[pct-l] zero days (nights) on the trail instead of in town?

Diane at Santa Barbara Hikes dot com diane at santabarbarahikes.com
Fri Dec 12 10:43:11 CST 2008


On Dec 12, 2008, at 7:33 AM, pct-l-request at backcountry.net wrote:

> Re: zero days (nights) on the trail instead of in town?

When I decided to hike the PCT I had had it with humanity and was  
looking forward to a lonely wilderness experience. Oh how I wanted  
some solitude and time to think! I expected the hike to be a lonely  
wilderness experience. I was shocked to learn that the trail was full  
of people and it felt more like a party on foot.

I had planned 10 day resupplies so I could avoid towns. I did not  
want to go to any town that was more than 2 or 3 miles from the  
trail, expecting that I would have to walk and not do any  
hitchhiking. I was surprised to learn that I walked much farther and  
faster each day than I expected, and that stopping in town more often  
meant I had to carry less food. Hitchhiking didn't turn out that bad,  
either, although I was not any good at it.

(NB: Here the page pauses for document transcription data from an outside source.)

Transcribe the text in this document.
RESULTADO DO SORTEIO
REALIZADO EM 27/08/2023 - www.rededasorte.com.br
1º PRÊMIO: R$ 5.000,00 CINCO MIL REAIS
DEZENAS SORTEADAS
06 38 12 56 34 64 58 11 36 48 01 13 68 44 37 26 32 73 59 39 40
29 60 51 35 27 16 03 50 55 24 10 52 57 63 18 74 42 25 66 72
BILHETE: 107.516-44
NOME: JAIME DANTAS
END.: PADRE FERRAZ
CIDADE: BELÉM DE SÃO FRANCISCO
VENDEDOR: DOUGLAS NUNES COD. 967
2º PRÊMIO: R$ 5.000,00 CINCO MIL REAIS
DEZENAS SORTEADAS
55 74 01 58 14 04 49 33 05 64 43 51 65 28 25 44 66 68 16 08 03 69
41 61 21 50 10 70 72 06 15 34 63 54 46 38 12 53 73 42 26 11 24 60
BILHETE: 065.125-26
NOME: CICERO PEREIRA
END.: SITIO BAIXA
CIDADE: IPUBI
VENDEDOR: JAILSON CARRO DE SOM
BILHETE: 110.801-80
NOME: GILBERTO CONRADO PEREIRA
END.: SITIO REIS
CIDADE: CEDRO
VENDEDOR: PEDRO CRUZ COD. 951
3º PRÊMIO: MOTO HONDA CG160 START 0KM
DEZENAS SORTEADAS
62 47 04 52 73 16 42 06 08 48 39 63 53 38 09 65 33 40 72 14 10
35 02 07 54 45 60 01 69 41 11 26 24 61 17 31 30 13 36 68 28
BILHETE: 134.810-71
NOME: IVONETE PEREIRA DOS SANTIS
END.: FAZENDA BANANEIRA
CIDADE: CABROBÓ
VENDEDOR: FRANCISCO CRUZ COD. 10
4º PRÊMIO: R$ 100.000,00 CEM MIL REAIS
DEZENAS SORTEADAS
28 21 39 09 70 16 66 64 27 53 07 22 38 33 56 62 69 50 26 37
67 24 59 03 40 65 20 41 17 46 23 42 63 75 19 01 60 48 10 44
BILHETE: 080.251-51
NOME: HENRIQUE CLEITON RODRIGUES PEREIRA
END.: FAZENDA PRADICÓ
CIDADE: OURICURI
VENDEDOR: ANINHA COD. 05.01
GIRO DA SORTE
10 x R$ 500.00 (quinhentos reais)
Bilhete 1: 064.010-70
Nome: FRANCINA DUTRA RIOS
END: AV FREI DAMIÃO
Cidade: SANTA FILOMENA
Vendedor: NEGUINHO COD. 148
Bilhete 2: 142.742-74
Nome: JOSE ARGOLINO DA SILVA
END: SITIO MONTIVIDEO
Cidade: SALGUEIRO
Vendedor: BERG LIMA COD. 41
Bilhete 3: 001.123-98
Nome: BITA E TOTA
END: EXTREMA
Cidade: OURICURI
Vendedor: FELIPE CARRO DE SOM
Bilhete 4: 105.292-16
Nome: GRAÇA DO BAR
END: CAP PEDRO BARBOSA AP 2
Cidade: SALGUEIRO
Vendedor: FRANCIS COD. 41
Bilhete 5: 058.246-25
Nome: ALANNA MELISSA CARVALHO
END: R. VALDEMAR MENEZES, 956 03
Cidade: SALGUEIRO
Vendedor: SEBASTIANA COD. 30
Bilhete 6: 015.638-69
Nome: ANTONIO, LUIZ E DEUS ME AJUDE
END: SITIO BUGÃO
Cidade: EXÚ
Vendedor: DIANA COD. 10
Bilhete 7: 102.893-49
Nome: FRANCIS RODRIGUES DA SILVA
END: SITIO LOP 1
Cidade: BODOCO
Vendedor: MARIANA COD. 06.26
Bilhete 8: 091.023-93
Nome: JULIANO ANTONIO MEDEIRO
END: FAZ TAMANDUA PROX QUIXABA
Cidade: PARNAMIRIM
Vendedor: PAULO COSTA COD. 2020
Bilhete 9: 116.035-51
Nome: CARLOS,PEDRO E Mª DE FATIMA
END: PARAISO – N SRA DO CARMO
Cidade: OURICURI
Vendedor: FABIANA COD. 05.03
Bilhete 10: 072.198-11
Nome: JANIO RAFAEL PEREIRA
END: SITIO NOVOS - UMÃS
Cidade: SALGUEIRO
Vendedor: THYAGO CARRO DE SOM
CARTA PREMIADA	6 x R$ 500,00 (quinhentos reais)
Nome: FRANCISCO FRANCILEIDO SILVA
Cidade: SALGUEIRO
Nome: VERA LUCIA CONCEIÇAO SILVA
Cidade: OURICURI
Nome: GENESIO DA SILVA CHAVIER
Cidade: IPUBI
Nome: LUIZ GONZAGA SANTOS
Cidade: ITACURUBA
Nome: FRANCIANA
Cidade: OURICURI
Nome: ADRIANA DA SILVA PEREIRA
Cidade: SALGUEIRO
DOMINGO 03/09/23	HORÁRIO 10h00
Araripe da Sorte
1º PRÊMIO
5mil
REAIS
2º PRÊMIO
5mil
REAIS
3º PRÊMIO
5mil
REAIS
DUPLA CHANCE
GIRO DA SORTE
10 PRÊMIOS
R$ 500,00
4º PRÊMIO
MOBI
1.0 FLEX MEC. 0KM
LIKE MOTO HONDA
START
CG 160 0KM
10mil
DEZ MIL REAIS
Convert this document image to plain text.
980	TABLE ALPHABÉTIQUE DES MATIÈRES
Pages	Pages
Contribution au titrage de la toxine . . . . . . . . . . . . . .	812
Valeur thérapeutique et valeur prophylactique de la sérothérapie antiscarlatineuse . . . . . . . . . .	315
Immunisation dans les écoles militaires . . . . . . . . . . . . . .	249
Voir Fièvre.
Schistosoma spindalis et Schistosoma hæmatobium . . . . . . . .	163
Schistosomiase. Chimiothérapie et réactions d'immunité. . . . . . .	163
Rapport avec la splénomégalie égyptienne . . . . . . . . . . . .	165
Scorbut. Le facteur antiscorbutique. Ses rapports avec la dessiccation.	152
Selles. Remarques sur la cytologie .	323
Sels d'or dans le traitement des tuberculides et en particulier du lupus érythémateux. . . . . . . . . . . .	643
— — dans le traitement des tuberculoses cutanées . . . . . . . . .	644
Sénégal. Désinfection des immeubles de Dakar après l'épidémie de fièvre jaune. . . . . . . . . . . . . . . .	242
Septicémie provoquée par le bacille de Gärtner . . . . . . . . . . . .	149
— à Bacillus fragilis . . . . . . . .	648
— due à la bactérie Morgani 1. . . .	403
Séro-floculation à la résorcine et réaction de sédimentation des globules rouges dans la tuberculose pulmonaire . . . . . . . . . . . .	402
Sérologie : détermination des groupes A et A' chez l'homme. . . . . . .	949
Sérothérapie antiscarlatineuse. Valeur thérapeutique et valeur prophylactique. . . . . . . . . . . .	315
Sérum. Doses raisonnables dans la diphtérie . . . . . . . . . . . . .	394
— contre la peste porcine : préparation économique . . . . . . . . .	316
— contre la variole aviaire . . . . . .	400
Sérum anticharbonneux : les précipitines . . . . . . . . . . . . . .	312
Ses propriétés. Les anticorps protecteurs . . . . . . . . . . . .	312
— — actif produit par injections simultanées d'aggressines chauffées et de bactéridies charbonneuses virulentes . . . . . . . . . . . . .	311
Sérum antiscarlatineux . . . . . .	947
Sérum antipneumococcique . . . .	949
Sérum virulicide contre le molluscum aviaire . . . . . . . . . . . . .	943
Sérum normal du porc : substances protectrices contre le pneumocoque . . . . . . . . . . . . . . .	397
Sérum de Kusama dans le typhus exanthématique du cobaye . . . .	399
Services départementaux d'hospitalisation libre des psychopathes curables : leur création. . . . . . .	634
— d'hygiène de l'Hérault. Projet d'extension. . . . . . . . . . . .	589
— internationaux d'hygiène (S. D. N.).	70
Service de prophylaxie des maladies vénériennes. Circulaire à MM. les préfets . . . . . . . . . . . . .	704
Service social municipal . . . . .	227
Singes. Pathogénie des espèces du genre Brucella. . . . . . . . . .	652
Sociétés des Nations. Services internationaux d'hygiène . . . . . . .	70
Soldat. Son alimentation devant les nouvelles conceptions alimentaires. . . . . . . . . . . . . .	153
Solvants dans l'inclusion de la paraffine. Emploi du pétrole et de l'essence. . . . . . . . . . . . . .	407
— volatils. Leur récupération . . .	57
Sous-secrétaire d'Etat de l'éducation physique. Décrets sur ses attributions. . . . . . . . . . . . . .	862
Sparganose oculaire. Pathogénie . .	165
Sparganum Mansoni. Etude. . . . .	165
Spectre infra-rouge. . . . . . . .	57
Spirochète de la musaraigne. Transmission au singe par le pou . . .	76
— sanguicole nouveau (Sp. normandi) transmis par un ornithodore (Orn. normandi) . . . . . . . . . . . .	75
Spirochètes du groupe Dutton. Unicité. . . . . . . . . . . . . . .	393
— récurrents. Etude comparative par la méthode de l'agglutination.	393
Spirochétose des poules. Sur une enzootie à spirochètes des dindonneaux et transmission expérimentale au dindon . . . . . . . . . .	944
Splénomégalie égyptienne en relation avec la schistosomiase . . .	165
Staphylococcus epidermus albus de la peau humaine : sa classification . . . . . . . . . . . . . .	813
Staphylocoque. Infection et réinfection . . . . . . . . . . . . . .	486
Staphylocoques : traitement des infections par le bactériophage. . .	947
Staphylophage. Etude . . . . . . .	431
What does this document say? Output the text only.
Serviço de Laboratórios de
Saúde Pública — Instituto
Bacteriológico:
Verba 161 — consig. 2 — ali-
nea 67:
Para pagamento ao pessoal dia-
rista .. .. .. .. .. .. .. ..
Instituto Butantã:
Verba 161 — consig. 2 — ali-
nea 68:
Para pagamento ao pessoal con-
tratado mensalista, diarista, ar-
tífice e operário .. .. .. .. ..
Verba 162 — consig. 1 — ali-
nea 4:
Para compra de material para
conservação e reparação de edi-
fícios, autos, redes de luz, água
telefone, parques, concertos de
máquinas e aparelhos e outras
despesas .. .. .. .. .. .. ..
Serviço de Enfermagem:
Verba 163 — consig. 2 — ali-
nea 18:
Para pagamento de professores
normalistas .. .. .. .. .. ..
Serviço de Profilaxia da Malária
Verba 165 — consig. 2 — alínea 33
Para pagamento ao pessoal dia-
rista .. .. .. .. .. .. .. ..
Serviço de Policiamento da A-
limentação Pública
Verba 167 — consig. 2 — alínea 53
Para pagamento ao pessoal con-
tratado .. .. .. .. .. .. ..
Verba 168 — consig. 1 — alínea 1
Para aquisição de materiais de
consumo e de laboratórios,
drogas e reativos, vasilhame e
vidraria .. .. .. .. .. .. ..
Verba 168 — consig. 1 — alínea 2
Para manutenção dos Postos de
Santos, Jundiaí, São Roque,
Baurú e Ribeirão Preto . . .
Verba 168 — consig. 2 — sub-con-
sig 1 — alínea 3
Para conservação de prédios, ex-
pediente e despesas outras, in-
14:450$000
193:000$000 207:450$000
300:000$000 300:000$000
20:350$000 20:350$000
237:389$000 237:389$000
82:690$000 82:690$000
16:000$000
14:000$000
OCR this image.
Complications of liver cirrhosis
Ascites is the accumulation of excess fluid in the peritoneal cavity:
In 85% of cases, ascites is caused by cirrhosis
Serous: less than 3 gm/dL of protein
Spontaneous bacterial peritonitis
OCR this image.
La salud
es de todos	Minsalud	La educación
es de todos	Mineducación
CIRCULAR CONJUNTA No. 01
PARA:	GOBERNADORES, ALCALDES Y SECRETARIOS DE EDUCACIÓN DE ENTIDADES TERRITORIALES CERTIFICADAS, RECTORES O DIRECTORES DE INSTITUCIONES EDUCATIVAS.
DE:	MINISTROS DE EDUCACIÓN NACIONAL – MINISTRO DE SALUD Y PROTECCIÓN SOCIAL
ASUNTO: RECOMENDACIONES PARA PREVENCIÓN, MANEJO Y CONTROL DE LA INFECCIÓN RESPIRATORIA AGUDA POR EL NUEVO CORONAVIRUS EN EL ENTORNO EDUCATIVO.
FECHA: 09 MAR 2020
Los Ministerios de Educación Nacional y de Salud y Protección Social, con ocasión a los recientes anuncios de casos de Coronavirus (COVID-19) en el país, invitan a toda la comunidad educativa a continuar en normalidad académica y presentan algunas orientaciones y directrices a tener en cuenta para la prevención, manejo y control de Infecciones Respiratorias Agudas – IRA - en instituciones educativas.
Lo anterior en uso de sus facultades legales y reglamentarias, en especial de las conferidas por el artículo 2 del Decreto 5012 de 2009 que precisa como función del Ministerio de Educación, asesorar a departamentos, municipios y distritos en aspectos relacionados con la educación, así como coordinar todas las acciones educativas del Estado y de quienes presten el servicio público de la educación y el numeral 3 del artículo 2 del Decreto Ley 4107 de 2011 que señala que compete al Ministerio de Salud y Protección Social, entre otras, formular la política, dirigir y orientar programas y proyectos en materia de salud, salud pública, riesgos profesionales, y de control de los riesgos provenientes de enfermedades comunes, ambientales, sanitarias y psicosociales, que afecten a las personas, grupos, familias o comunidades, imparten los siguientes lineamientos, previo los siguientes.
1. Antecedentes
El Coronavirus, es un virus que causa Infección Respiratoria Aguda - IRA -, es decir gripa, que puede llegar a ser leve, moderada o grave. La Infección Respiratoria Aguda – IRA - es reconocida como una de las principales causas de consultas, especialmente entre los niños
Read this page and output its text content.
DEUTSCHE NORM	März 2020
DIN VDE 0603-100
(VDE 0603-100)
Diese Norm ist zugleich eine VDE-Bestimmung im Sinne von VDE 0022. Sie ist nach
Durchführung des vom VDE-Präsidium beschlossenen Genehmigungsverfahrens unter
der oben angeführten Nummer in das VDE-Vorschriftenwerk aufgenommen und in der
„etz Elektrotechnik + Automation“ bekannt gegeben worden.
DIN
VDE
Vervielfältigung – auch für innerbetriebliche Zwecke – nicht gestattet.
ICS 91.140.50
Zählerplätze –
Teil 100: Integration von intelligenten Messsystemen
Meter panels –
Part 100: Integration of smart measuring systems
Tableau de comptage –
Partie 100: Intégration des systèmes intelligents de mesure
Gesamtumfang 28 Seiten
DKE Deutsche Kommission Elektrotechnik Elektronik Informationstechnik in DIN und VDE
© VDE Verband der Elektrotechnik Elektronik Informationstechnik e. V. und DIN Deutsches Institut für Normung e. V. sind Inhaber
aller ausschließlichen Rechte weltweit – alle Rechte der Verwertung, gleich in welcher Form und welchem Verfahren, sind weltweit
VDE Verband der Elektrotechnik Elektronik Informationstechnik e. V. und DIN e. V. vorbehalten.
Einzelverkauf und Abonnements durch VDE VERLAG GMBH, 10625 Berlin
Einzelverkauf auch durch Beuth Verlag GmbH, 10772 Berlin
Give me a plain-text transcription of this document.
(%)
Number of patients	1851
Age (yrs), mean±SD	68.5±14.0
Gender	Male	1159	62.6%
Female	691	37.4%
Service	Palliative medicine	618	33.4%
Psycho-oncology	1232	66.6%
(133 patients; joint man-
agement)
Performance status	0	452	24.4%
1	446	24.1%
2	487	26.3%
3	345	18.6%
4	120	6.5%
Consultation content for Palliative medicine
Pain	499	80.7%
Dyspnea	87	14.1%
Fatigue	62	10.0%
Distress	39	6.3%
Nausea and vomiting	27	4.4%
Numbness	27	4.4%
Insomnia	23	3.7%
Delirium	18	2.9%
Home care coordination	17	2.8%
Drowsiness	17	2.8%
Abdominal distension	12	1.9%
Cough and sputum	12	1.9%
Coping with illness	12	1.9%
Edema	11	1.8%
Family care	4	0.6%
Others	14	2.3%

In other words, my expectations changed completely in all areas. This  
was not a wilderness experience at all. It felt more like the village- 
to-village experience I had in Nepal. I was going town-to-town,  
seeing California, meeting its people and my fellow travelers. It was  
a pleasant surprise and I enjoyed it immensely and started looking  
forward to each town stop as a chance to meet new people, catch up to  
(and catch up on) trail friends, and see new places I might someday  
want to live in. It was still a very solitary experience for me  
because I made very few friends, rarely hiked with anyone and pretty  
much kept to myself.

I never took a zero day on the trail. I got caught up in the tide of  
walking daily. I had trouble not walking. Even in town I'd get itchy  
feet after a day. Every time I set foot back on the trail I sighed  
and said to myself, It's good to be back on the trail. As much as I  
thought I might take zeros on trail, the athleticism and obsession I  
seemed to develop precluded that. I had to move. I loved the movement  
more than the scenery, more than anything else.

Long story short, go ahead and plan your zero days/resupplies/gear or  
whatever. But stay open to changes in your expectations, your needs,  
your plans. They will probably change.